Some Dust Still Walks
Many years ago I stayed at New Melleray Abbey (near Dubuque) for a week under their "monastic associates" program where I sang in the choir wearing a brown robe, worked in the garden, ate in the refectory, and had lots of time for reading, devotions, and reflection. Since that time I have returned to the Abbey many times to join in worship (no longer as part of the choir), do some reading, pray, and reflect. The community at Iona Abbey (the ecumenical community on a small Scottish Island) is not cloistered but follows some of the same Benedictine principals of worship and work (work and worship being one) that the community here at New Melleray does. I have renewed and deeper respect for ancient rituals that help us connect our bodies and emotions with what we believe. Even being on sabbatical already, I drove so many hours last week that I didn't have much time for rest or reflection - so I took a two-day retreat. In the early 1960's there were something like 140 monks and they had a thriving lumber business, but now there are about 30 monks - which is part of the reason the monks got so good at building caskets (many of them were dying). Monks and local artisans build caskets and cremains boxes out of wood grown mainly on the monastery's woodlands and market them all over the country. Some very dear friends of ours are buried in Trappist caskets. In the casket showroom is the painting of the angel at Jesus's empty grave; the artist takes license to have the angel be female (Biblical angels are generally male messengers) and the grave to be a large ossuary box (rather than a shelf in a cave-like vault). Still, it's a beautiful painting. Buried not a mile down the road are some Slatterys - probably relatives of my great grandpa on my Grandma McKinstry's side of the family. Greatgrandpa Slattery came straight from Ireland to Dubuque, married a German immigrant, and homesteaded near Bernard, Iowa - just a few miles from the Abbey. He's buried at Bellvue, IA (just south of DuBuque) in a Roman Catholic Cemetery.

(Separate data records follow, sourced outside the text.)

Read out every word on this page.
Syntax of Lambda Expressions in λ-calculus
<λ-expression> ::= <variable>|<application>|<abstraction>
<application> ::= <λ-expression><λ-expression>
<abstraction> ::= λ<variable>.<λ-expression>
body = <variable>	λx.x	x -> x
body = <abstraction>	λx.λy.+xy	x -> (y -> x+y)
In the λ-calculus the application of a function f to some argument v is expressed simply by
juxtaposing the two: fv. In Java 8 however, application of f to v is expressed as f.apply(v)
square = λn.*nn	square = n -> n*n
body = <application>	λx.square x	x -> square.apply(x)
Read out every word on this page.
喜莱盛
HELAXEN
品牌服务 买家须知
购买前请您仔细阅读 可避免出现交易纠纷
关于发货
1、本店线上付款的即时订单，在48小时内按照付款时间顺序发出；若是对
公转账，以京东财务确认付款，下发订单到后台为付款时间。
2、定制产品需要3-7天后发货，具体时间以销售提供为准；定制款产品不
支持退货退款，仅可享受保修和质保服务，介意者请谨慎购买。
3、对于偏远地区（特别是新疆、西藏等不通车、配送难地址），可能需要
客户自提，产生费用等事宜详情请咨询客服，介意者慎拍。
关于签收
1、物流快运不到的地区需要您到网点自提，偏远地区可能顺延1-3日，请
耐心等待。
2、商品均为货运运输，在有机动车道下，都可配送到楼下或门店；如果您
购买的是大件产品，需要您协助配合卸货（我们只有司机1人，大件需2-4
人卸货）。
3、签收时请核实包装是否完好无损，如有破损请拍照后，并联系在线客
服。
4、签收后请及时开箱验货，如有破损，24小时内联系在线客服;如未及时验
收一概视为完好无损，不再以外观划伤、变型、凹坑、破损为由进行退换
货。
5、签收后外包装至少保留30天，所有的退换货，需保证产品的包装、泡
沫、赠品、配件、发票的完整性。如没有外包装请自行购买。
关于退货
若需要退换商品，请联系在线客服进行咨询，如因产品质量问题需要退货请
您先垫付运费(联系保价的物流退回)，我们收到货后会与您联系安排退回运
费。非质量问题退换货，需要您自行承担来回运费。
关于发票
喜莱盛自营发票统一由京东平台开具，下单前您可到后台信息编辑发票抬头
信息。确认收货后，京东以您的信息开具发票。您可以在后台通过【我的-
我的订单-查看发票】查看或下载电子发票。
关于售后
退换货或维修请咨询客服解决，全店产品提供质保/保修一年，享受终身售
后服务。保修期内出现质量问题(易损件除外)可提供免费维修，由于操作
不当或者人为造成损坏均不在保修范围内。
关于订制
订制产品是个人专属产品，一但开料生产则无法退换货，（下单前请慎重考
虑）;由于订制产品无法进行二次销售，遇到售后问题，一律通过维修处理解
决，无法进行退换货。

An old rock song says "all we are is dust in the wind" but modern science tells us that our dust is the stardust from stars formed at the beginning or creation. So very close are we to the Creator that this dust is able to contemplate its meaning and purpose and even to glimpse (by the grace of God) the Creator. The derivation of the word for the first human in the Bible- "Adam"- is from the word for dirt, "adamah," but we are all also made in the image of God - capable of love. We are living in a time of great transition when large parts of the church cling to "flat Earth" science and corresponding "flat Earth" theologies that modern people increasingly reject, often falsely thinking that there are no understandings of the Christian faith that offer both deep spirituality and respect for God's gift of rational intelligence. We offer faith which knows we are mere dust and in our humility can never comprehend ultimate truth, so that our understandings must change over time. As the saying in the United Church of Christ media campaign says, "God is still speaking." Soon enough our bodies will be dust and perhaps some descendants of ours will get their shoes soaking wet by walking through a cemetery early in the morning looking for some evidence we once walked the earth. While we live may we give passionate and reasoned witness to the God we know and love.